Tuesday, September 20, 2011
5 Tips: Care and Feeding of Your Bicycle's Chain
At Century Cycles, the advice we give to every new bicycle buyer is to regularly "clean and lubricate your chain." How exactly do you go about doing this? And how often is "regularly?" These 5 Tips provide some basic pointers for cleaning your chain, properly applying lubrication, and other ways to take good care of it.
1. Do a "quick and easy" cleaning using a rag and some degreasing solvent.
You can get most of the built-up dirt, grease, and gunk off of your bicycle's chain using this method. Put your bike in a workstand if you have one, or lean it up again a wall or shelf so that you're able to freely rotate the pedals backwards. Take a rag, fold it over a couple of times, and pour or spray a generous amount of degreaser on it. Wrap the rag around the lower part of the chain and hold it in place with your left hand while you pedal backwards using your right hand. Hold the rag firmly enough to wipe the gunk, but loosely enough that the chain is able to move freely. Apply pressure to the chain alternately to the sides and the top and bottom. Remove and re-apply the rag so that you re-position the chain to a clean area of the rag. Repeat this process several times until the chain appears about as clean as it's going to get. There will still be some gunk inside the rollers and between the plates that you won't be able to get to, but this is good enough to get you going in a pinch. Apply new chain lube (see #3 below) and start riding!
2. For a complete and thorough cleaning, use a chain cleaning device.
A chain scrubbing device (such as the Park Tool Cyclone) is ideal for giving your chain a complete cleaning. You fill it with liquid degreaser, place the chain inside the device (you don't have to remove the chain from the bike), and spin the pedals around. As the chain moves through the device, several sets of brushes get inside all the nooks and crannies of the chain to thoroughly clean all the gunk off.
An even better method of completely cleaning your chain is to remove it from the bike, and let is soak for several hours in a bucket of degreaser. Many chains have a quick-release master link that make it easy to remove and re-install the chain without the need to use a tool to disconnect the chain links.
Wipe the chain with a clean rag and let it dry before re-applying chain lube.
3. Apply lubricant to the chain and wipe off the excess.
Shift your bike into the middle gear on your cassette or freewheel (the set of gears on your back wheel). With your left hand, hold the tip of the chain lub bottle over the chain near the gears, and pedal backwards with your right hand. Squeeze the lube bottle to make a light but steady stream onto the chain. You want to lube the chain only; it's not necessary to put lube on the gears. Keep spinning the pedals until you're sure you've gotten lube on the whole length of the chain. Take the lube bottle away, and spin the pedals a few more times and let it sit for a few minutes to be sure the lube has a chance to work its way into the rollers and pins of the chain. Then, take a clean rag and wipe away excess lube from the outside of the chain.
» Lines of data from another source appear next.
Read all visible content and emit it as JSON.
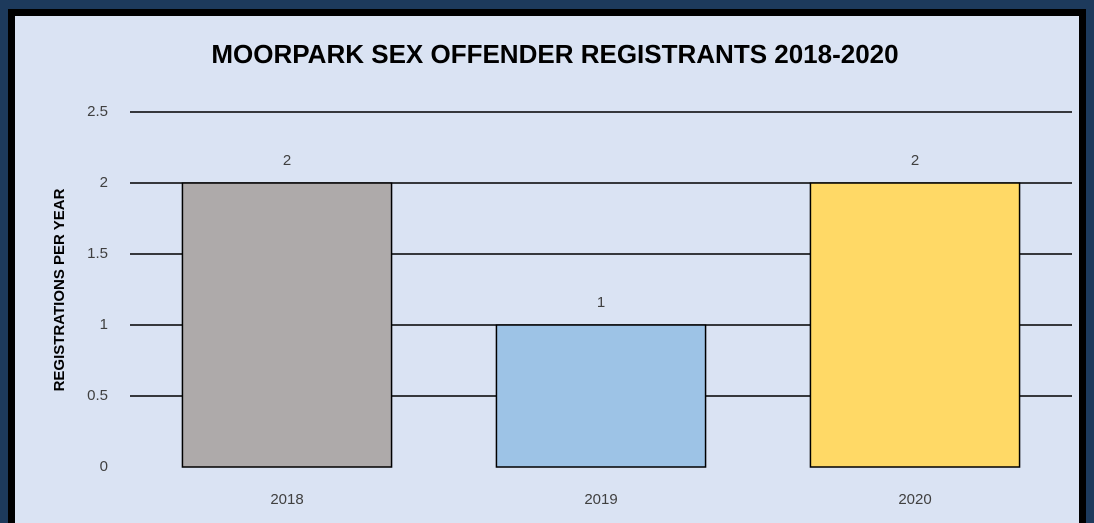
{
  "chart_data": {
    "type": "bar",
    "title": "MOORPARK SEX OFFENDER REGISTRANTS 2018-2020",
    "y_label": "REGISTRATIONS PER YEAR",
    "categories": [
      "2018",
      "2019",
      "2020"
    ],
    "values": [
      2,
      1,
      2
    ],
    "colors": [
      "#aeaaaa",
      "#9dc3e6",
      "#ffd966"
    ],
    "ylim": [
      0,
      2.5
    ],
    "yticks": [
      0,
      0.5,
      1,
      1.5,
      2,
      2.5
    ],
    "grid": true
  }
}
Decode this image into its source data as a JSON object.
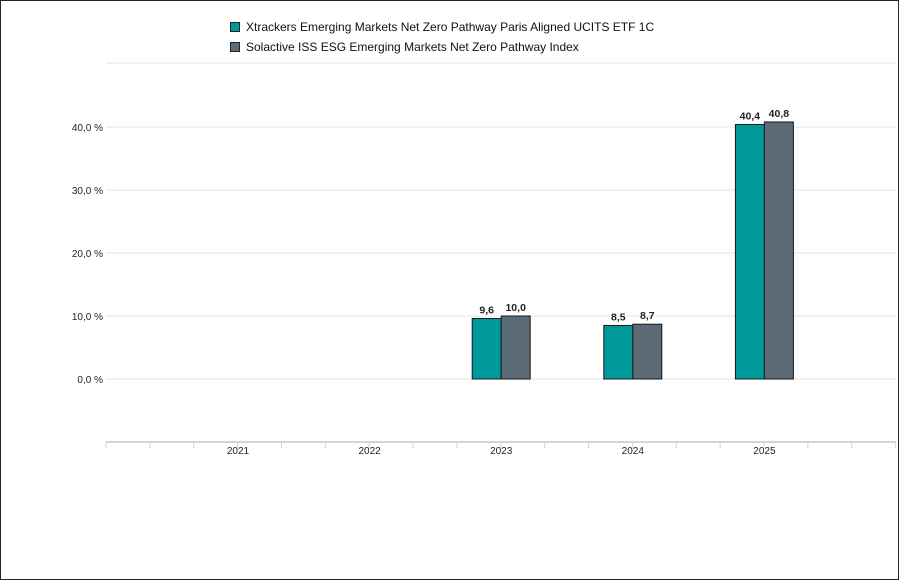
{
  "chart_data": {
    "type": "bar",
    "categories": [
      "2021",
      "2022",
      "2023",
      "2024",
      "2025"
    ],
    "series": [
      {
        "name": "Xtrackers Emerging Markets Net Zero Pathway Paris Aligned UCITS ETF 1C",
        "color": "#009999",
        "values": [
          null,
          null,
          9.6,
          8.5,
          40.4
        ],
        "labels": [
          "",
          "",
          "9,6",
          "8,5",
          "40,4"
        ]
      },
      {
        "name": "Solactive ISS ESG Emerging Markets Net Zero Pathway Index",
        "color": "#5b6b77",
        "values": [
          null,
          null,
          10.0,
          8.7,
          40.8
        ],
        "labels": [
          "",
          "",
          "10,0",
          "8,7",
          "40,8"
        ]
      }
    ],
    "y_ticks": [
      0,
      10,
      20,
      30,
      40
    ],
    "y_tick_labels": [
      "0,0 %",
      "10,0 %",
      "20,0 %",
      "30,0 %",
      "40,0 %"
    ],
    "ylim": [
      -10,
      50
    ],
    "title": "",
    "xlabel": "",
    "ylabel": "",
    "grid": true,
    "legend_position": "top"
  }
}
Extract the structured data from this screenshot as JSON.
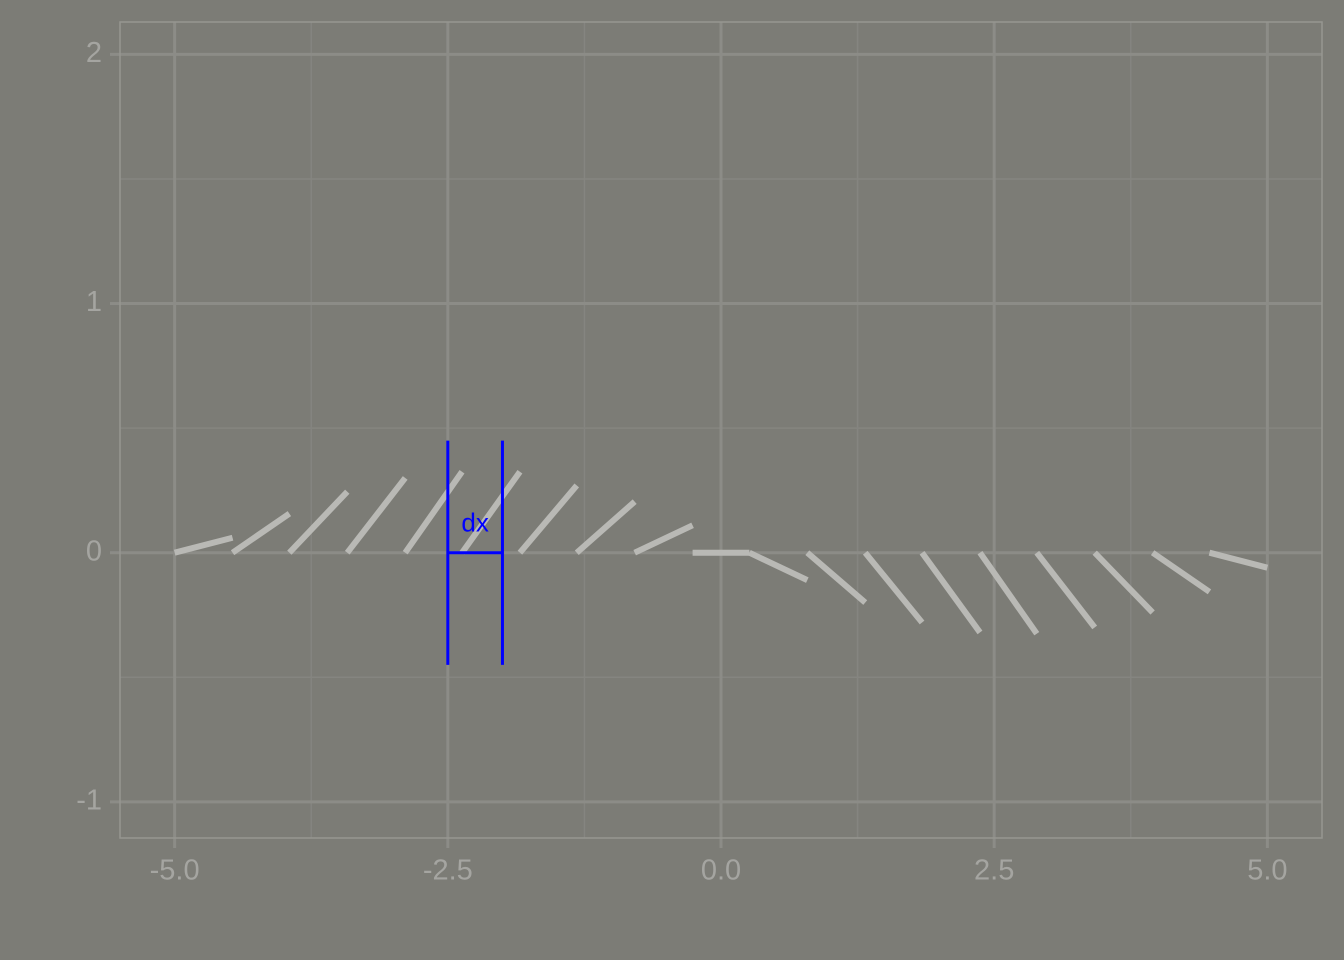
{
  "chart_data": {
    "type": "segments",
    "segments": [
      {
        "x0": -5.0,
        "y0": 0,
        "x1": -4.47,
        "y1": 0.06
      },
      {
        "x0": -4.47,
        "y0": 0,
        "x1": -3.95,
        "y1": 0.157
      },
      {
        "x0": -3.95,
        "y0": 0,
        "x1": -3.42,
        "y1": 0.245
      },
      {
        "x0": -3.42,
        "y0": 0,
        "x1": -2.89,
        "y1": 0.3
      },
      {
        "x0": -2.89,
        "y0": 0,
        "x1": -2.37,
        "y1": 0.325
      },
      {
        "x0": -2.37,
        "y0": 0,
        "x1": -1.84,
        "y1": 0.325
      },
      {
        "x0": -1.84,
        "y0": 0,
        "x1": -1.32,
        "y1": 0.27
      },
      {
        "x0": -1.32,
        "y0": 0,
        "x1": -0.79,
        "y1": 0.205
      },
      {
        "x0": -0.79,
        "y0": 0,
        "x1": -0.26,
        "y1": 0.11
      },
      {
        "x0": -0.26,
        "y0": 0,
        "x1": 0.26,
        "y1": 0
      },
      {
        "x0": 0.26,
        "y0": 0,
        "x1": 0.79,
        "y1": -0.11
      },
      {
        "x0": 0.79,
        "y0": 0,
        "x1": 1.32,
        "y1": -0.2
      },
      {
        "x0": 1.32,
        "y0": 0,
        "x1": 1.84,
        "y1": -0.28
      },
      {
        "x0": 1.84,
        "y0": 0,
        "x1": 2.37,
        "y1": -0.32
      },
      {
        "x0": 2.37,
        "y0": 0,
        "x1": 2.89,
        "y1": -0.325
      },
      {
        "x0": 2.89,
        "y0": 0,
        "x1": 3.42,
        "y1": -0.3
      },
      {
        "x0": 3.42,
        "y0": 0,
        "x1": 3.95,
        "y1": -0.24
      },
      {
        "x0": 3.95,
        "y0": 0,
        "x1": 4.47,
        "y1": -0.157
      },
      {
        "x0": 4.47,
        "y0": 0,
        "x1": 5.0,
        "y1": -0.06
      }
    ],
    "color": "#b9b9b5",
    "annotation": {
      "text": "dx",
      "x_start": -2.5,
      "x_end": -2.0,
      "y_top": 0.45,
      "y_bottom": -0.45,
      "y_bar": 0,
      "color": "#0000ff"
    },
    "xlim": [
      -5.5,
      5.5
    ],
    "ylim": [
      -1.145,
      2.13
    ],
    "xticks": [
      {
        "value": -5,
        "label": "-5.0"
      },
      {
        "value": -2.5,
        "label": "-2.5"
      },
      {
        "value": 0,
        "label": "0.0"
      },
      {
        "value": 2.5,
        "label": "2.5"
      },
      {
        "value": 5,
        "label": "5.0"
      }
    ],
    "yticks": [
      -1,
      0,
      1,
      2
    ],
    "minor_xticks": [
      -3.75,
      -1.25,
      1.25,
      3.75
    ],
    "minor_yticks": [
      -0.5,
      0.5,
      1.5
    ],
    "grid": true
  }
}
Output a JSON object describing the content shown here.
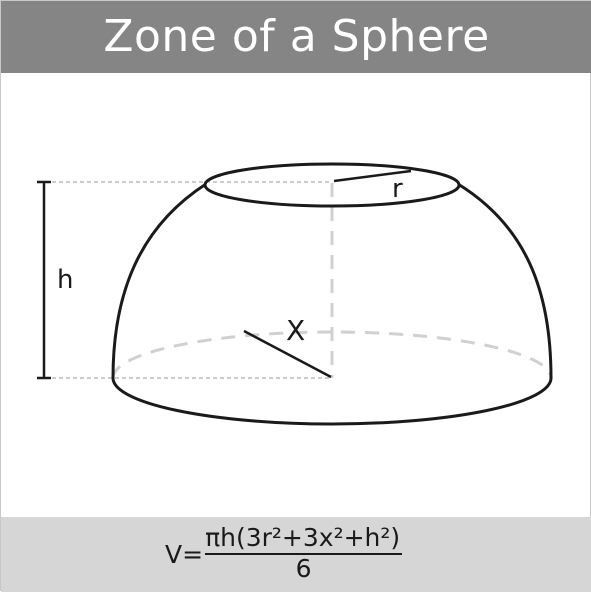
{
  "title": "Zone of a Sphere",
  "labels": {
    "height": "h",
    "top_radius": "r",
    "base_radius": "X"
  },
  "formula": {
    "lhs": "V=",
    "numerator": "πh(3r²+3x²+h²)",
    "denominator": "6"
  },
  "colors": {
    "title_bar": "#858585",
    "formula_bar": "#d6d6d6",
    "stroke": "#1a1a1a",
    "hidden_lines": "#d0d0d0",
    "guide_lines": "#999999"
  }
}
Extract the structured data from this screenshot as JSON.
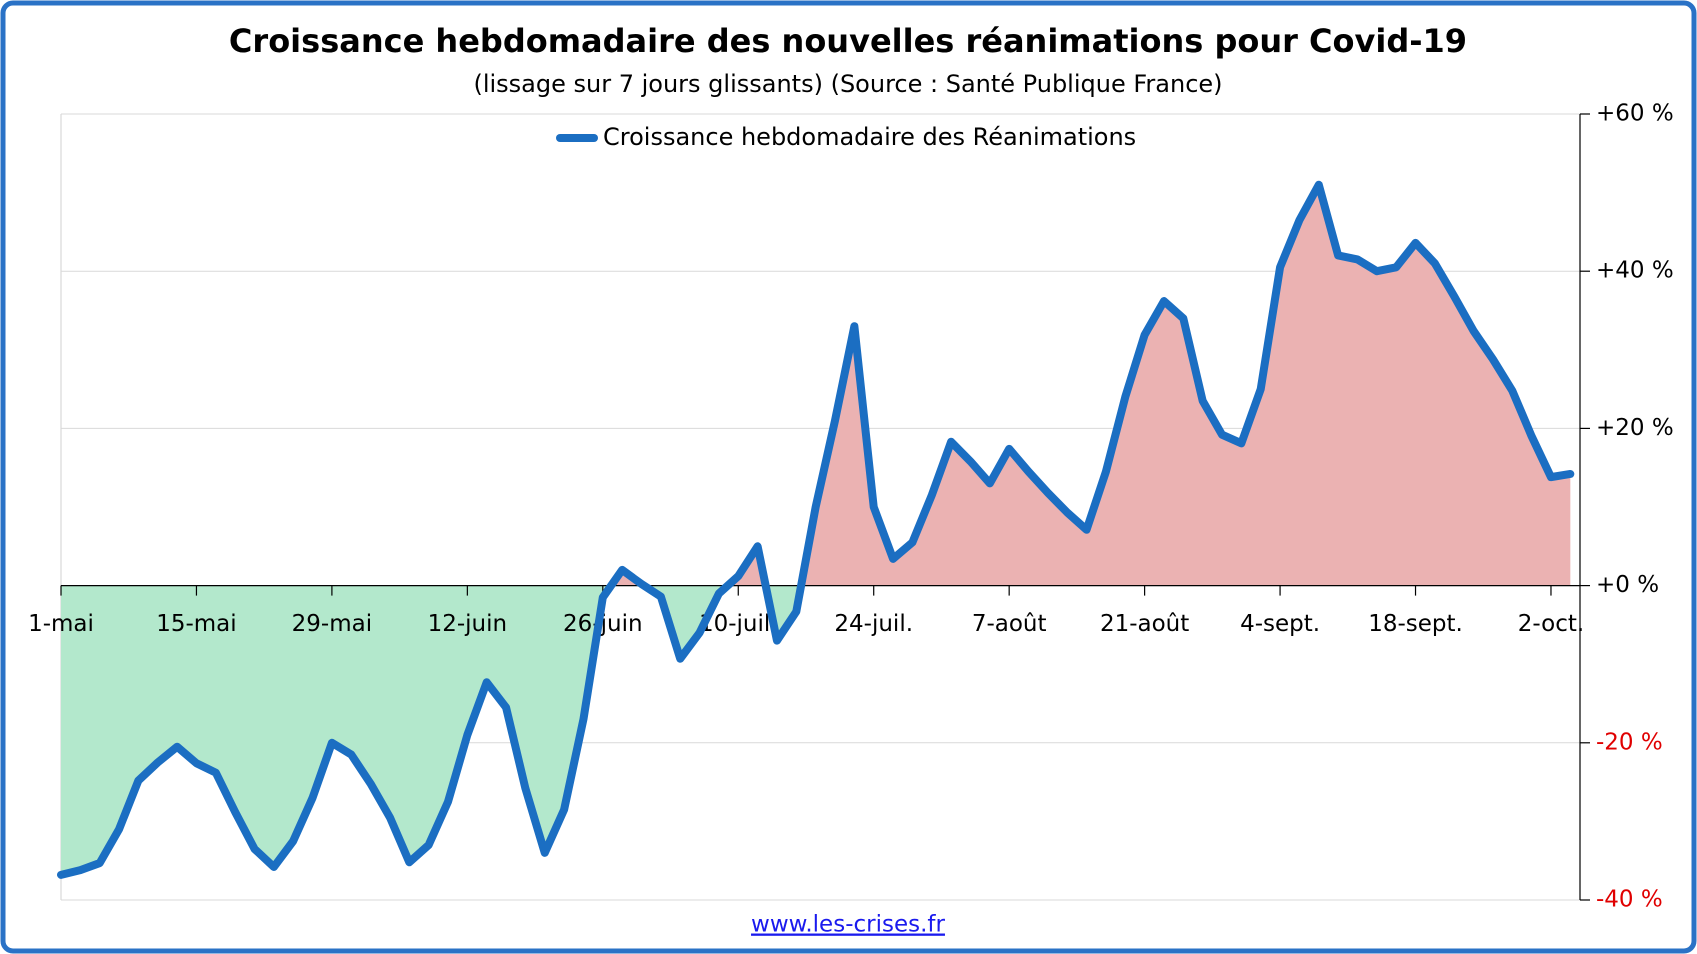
{
  "chart_data": {
    "type": "area-line",
    "title": "Croissance hebdomadaire des nouvelles réanimations pour Covid-19",
    "subtitle": "(lissage sur 7 jours glissants) (Source : Santé Publique France)",
    "footer": "www.les-crises.fr",
    "categories": [
      "1-mai",
      null,
      null,
      null,
      null,
      null,
      null,
      "15-mai",
      null,
      null,
      null,
      null,
      null,
      null,
      "29-mai",
      null,
      null,
      null,
      null,
      null,
      null,
      "12-juin",
      null,
      null,
      null,
      null,
      null,
      null,
      "26-juin",
      null,
      null,
      null,
      null,
      null,
      null,
      "10-juil.",
      null,
      null,
      null,
      null,
      null,
      null,
      "24-juil.",
      null,
      null,
      null,
      null,
      null,
      null,
      "7-août",
      null,
      null,
      null,
      null,
      null,
      null,
      "21-août",
      null,
      null,
      null,
      null,
      null,
      null,
      "4-sept.",
      null,
      null,
      null,
      null,
      null,
      null,
      "18-sept.",
      null,
      null,
      null,
      null,
      null,
      null,
      "2-oct.",
      null
    ],
    "series": [
      {
        "name": "Croissance hebdomadaire des Réanimations",
        "color": "#1b6ec2",
        "values": [
          -36.8,
          -36.2,
          -35.3,
          -31,
          -24.8,
          -22.5,
          -20.5,
          -22.6,
          -23.8,
          -28.8,
          -33.5,
          -35.8,
          -32.5,
          -27,
          -20,
          -21.5,
          -25.2,
          -29.5,
          -35.2,
          -33,
          -27.5,
          -19,
          -12.3,
          -15.5,
          -25.8,
          -34,
          -28.5,
          -17,
          -1.5,
          2,
          0.2,
          -1.4,
          -9.3,
          -6,
          -1,
          1.2,
          5,
          -7,
          -3.3,
          10,
          21,
          33,
          10,
          3.4,
          5.5,
          11.5,
          18.3,
          15.8,
          13,
          17.4,
          14.5,
          11.8,
          9.3,
          7.1,
          14.5,
          24,
          31.9,
          36.2,
          34,
          23.5,
          19.2,
          18.1,
          25,
          40.5,
          46.5,
          51,
          42,
          41.5,
          40,
          40.5,
          43.6,
          41,
          36.8,
          32.4,
          28.8,
          24.8,
          19,
          13.8,
          14.2
        ]
      }
    ],
    "positive_fill": "#ebb2b2",
    "negative_fill": "#b3e8cc",
    "negative_tick_color": "#e00000",
    "ylim": [
      -40,
      60
    ],
    "yticks": [
      {
        "value": -40,
        "label": "-40 %"
      },
      {
        "value": -20,
        "label": "-20 %"
      },
      {
        "value": 0,
        "label": "+0 %"
      },
      {
        "value": 20,
        "label": "+20 %"
      },
      {
        "value": 40,
        "label": "+40 %"
      },
      {
        "value": 60,
        "label": "+60 %"
      }
    ],
    "grid": true,
    "legend": "top"
  }
}
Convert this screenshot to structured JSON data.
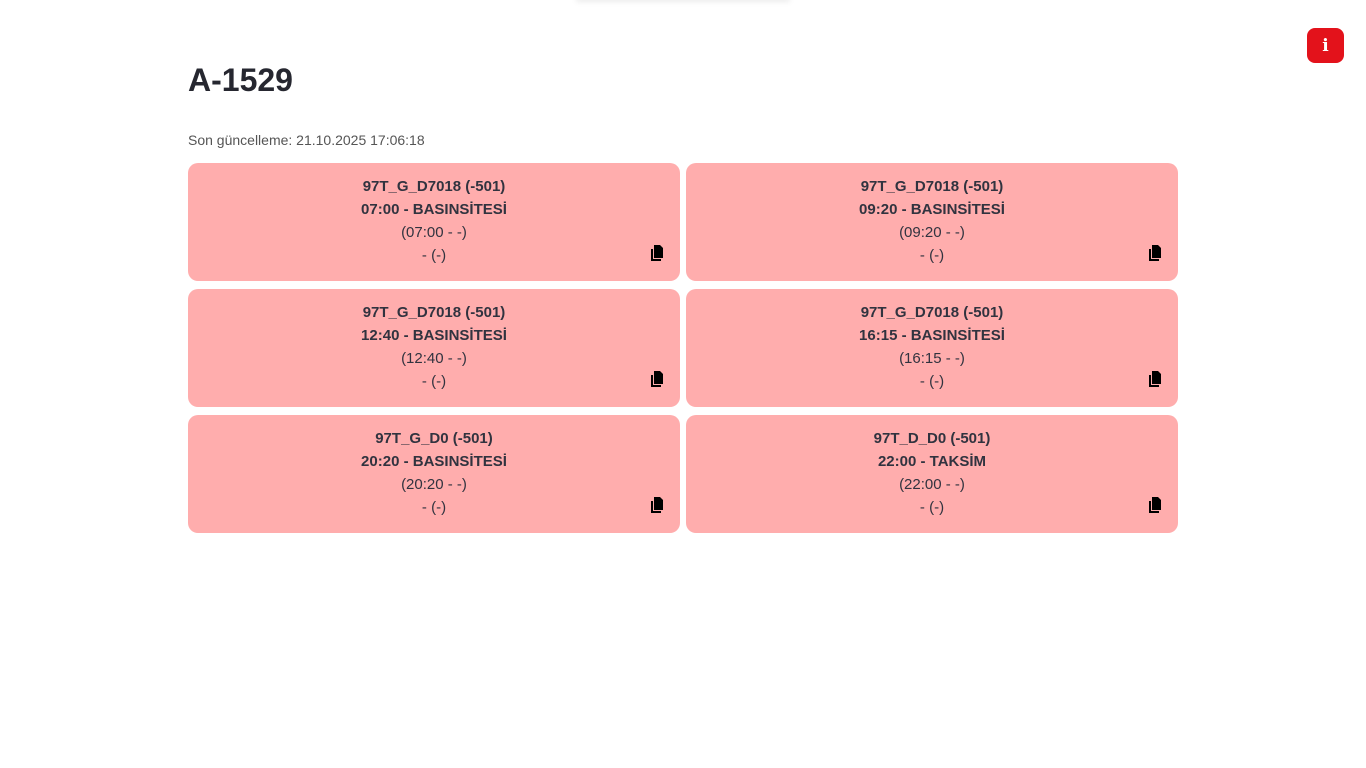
{
  "header": {
    "title": "A-1529",
    "updated": "Son güncelleme: 21.10.2025 17:06:18",
    "info_label": "i",
    "info_color": "#e3121b"
  },
  "card_color": "#ffadad",
  "cards": [
    {
      "line1": "97T_G_D7018 (-501)",
      "line2": "07:00 - BASINSİTESİ",
      "line3": "(07:00 - -)",
      "line4": "- (-)"
    },
    {
      "line1": "97T_G_D7018 (-501)",
      "line2": "09:20 - BASINSİTESİ",
      "line3": "(09:20 - -)",
      "line4": "- (-)"
    },
    {
      "line1": "97T_G_D7018 (-501)",
      "line2": "12:40 - BASINSİTESİ",
      "line3": "(12:40 - -)",
      "line4": "- (-)"
    },
    {
      "line1": "97T_G_D7018 (-501)",
      "line2": "16:15 - BASINSİTESİ",
      "line3": "(16:15 - -)",
      "line4": "- (-)"
    },
    {
      "line1": "97T_G_D0 (-501)",
      "line2": "20:20 - BASINSİTESİ",
      "line3": "(20:20 - -)",
      "line4": "- (-)"
    },
    {
      "line1": "97T_D_D0 (-501)",
      "line2": "22:00 - TAKSİM",
      "line3": "(22:00 - -)",
      "line4": "- (-)"
    }
  ]
}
There are many different brands and types of chain lube, and which is best for you depends on the type of bike you have, and the conditions in which you ride. Stop into our stores and talk to our experts for help on choosing the best chain lube for you.
4. If you do anything at all, it's better than doing nothing.
Many people go for months, or even years, without doing any cleaning or lubricating of their chain, either because they don't have the time or knowledge to do it. Or, they are afraid that unless they can do it perfectly, they should try it at all.
Yes, it's better to clean your chain before re-applying chain lube, but if your buddies are tapping their feet waiting to get started on a ride, and you notice that your chain is dirty and squeaky, it's better to give it a quick squirt of lube than to leave it dry. Yes, it's better to do a complete cleaning as opposed to the "quick and easy" cleaning, but doing the quick and easy cleaning is better than no cleaning at all.
5. Check your chain periodically for wear.
As your chain goes through its range of motion over the course of months of riding, the surfaces inside the link rollers wear down, effectively making the chain slightly longer. This is sometimes referred to as "chain stretch." As the chain stretches, space between the links no longer matches up exactly with the space between each tooth on your gears. At this point, your chain starts wearing down your gears.
The key is to periodically check your chain for stretch before it gets to the point where it starts to wear down your gears. It's a lot less expensive to replace your chain than it is to replace your gears. However, even with replacing your chain on a regular basis, you will eventually reach the point where you'll have to invest in a new cassette or freewheel to replace your worn gears, and eventually even worn chainrings on your front crankset.
The best way to keep an eye on your chain wear is to use a chain wear indicator gauge, such as the Park Tool CC-3. One side of the chain tells you if the chain is stretched to the point of requiring replacement, and the other side indicates that both chain and your cassette/freewheel need to be replaced. This is the same tool that we use in our workshops, but it's a worthwhile investment for even the casual do-it-yourself mechanic to keep tabs on your chain.